Elpida Memory Inc., Japan’s biggest maker of computer- memory chips, added 1.5 percent to 1,839 yen after raised its rating on the company to “buy” from “neutral.” Acer Inc., the world’s second-largest computer supplier, gained 1 percent to NT$103 in Taipei. Clevo Co., which makes laptop computers, jumped 6.9 percent to NT$58.80 in Taipei.

“The outlook for corporate earnings will likely increase after the earnings at Intel,” said Kazuhiro Takahashi, a general manager at Daiwa Securities SMBC Co. in Tokyo.

Daewoo Shipbuilding surged 15 percent to 22,250 won. Posco CEO Chung Joon Yang said yesterday at an investor relations session in Seoul that he would consider a bid for the company.

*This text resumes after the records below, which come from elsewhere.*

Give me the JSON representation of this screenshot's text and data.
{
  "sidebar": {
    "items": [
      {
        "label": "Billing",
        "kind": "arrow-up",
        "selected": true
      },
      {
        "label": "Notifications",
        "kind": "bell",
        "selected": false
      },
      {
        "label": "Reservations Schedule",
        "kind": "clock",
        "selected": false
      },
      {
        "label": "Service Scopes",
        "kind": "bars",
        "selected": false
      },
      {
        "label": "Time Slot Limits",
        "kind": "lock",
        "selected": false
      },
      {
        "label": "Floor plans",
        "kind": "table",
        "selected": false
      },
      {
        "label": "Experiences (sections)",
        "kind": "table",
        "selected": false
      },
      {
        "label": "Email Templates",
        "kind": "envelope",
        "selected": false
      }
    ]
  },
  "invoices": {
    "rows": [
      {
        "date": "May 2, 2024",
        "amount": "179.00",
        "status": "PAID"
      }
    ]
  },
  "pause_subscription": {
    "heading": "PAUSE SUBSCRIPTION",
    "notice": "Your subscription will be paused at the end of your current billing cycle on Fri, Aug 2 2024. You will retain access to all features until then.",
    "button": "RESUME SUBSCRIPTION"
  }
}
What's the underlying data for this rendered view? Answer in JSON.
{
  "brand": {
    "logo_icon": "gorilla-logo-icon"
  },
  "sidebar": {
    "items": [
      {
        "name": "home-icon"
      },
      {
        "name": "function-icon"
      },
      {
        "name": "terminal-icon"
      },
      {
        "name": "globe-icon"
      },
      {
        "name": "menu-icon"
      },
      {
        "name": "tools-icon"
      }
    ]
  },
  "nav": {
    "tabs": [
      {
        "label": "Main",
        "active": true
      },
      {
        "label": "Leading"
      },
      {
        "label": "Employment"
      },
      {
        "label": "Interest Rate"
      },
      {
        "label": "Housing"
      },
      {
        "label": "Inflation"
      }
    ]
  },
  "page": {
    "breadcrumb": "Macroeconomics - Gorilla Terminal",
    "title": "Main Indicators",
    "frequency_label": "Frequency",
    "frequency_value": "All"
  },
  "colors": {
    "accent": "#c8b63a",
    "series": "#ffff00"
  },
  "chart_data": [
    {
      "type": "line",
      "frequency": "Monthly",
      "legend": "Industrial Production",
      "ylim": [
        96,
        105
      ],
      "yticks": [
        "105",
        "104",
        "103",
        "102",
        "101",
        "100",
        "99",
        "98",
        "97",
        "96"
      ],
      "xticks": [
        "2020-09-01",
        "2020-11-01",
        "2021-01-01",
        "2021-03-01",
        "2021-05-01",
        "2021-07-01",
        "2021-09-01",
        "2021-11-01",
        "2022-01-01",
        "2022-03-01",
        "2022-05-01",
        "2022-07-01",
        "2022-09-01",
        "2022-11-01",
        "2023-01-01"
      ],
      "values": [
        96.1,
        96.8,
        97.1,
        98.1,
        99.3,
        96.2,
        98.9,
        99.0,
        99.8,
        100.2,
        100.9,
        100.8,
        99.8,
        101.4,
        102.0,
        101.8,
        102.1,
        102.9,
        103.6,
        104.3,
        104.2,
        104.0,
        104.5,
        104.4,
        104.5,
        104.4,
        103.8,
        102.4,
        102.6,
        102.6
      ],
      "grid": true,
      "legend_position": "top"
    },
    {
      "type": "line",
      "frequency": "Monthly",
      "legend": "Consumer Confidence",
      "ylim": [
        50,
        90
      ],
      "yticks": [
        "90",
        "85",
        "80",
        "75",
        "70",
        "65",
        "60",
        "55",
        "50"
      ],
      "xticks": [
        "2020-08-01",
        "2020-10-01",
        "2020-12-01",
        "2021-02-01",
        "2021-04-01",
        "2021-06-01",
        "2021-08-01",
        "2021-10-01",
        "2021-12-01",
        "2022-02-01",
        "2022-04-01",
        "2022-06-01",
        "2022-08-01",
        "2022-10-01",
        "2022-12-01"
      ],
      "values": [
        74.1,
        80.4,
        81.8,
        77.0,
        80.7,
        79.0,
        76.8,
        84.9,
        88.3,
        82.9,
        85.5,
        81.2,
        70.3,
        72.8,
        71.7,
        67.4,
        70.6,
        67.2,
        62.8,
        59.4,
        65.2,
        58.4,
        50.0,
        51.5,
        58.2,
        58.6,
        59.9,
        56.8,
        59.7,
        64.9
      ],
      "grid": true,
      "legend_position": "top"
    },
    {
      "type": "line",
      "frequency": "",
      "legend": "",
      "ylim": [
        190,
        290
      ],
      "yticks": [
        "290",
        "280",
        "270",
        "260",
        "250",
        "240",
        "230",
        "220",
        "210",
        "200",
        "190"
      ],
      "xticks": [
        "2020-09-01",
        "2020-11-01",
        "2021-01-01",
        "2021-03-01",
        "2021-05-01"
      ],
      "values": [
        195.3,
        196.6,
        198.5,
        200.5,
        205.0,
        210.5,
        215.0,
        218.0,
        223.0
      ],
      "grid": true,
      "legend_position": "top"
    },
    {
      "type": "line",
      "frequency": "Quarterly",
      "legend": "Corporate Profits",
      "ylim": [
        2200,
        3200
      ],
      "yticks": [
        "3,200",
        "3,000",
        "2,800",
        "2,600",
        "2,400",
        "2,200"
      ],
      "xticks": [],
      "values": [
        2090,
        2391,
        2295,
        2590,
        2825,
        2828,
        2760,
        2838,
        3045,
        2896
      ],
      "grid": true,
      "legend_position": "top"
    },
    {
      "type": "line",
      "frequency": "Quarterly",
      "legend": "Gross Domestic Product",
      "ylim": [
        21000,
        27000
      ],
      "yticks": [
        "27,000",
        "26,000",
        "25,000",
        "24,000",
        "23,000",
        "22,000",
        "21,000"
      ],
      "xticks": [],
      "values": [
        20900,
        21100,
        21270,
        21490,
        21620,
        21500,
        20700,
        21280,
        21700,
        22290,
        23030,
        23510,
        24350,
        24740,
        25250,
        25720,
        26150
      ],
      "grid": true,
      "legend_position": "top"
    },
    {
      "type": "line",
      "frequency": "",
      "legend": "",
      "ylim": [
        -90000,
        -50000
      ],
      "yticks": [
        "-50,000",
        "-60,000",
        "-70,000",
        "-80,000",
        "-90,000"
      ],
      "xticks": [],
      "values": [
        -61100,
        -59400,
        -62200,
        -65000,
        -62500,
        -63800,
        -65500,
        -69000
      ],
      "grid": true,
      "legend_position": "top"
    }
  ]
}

JFE Holdings fell 3.4 percent to 3,450 yen. Steelmakers may have to pay more for iron ore after Rio Tinto Group, the world’s third-largest mining company, said yesterday that sales of the material rose to a record. BlueScope Steel Ltd., Australia’s largest steelmaker, dropped 1.9 percent to A$3.03.

Cnooc sank 1.1 percent to HK$12.28, while PetroChina Co., China’s largest oil producer, dropped 1.1 percent to HK$9.52. Crude oil in New York fell 0.5 percent in after-hours trading to $79.01 a barrel, taking a five-day decline to 4.5 percent.

Santos Ltd., Australia’s No. 3 oil and gas producer, dropped 1.4 percent to A$13.76. The stock was cut to “neutral” from “buy” by analysts at Bank of America Corp.’s Merrill Lynch, who cited higher costs and the risk of “a material capital raising.”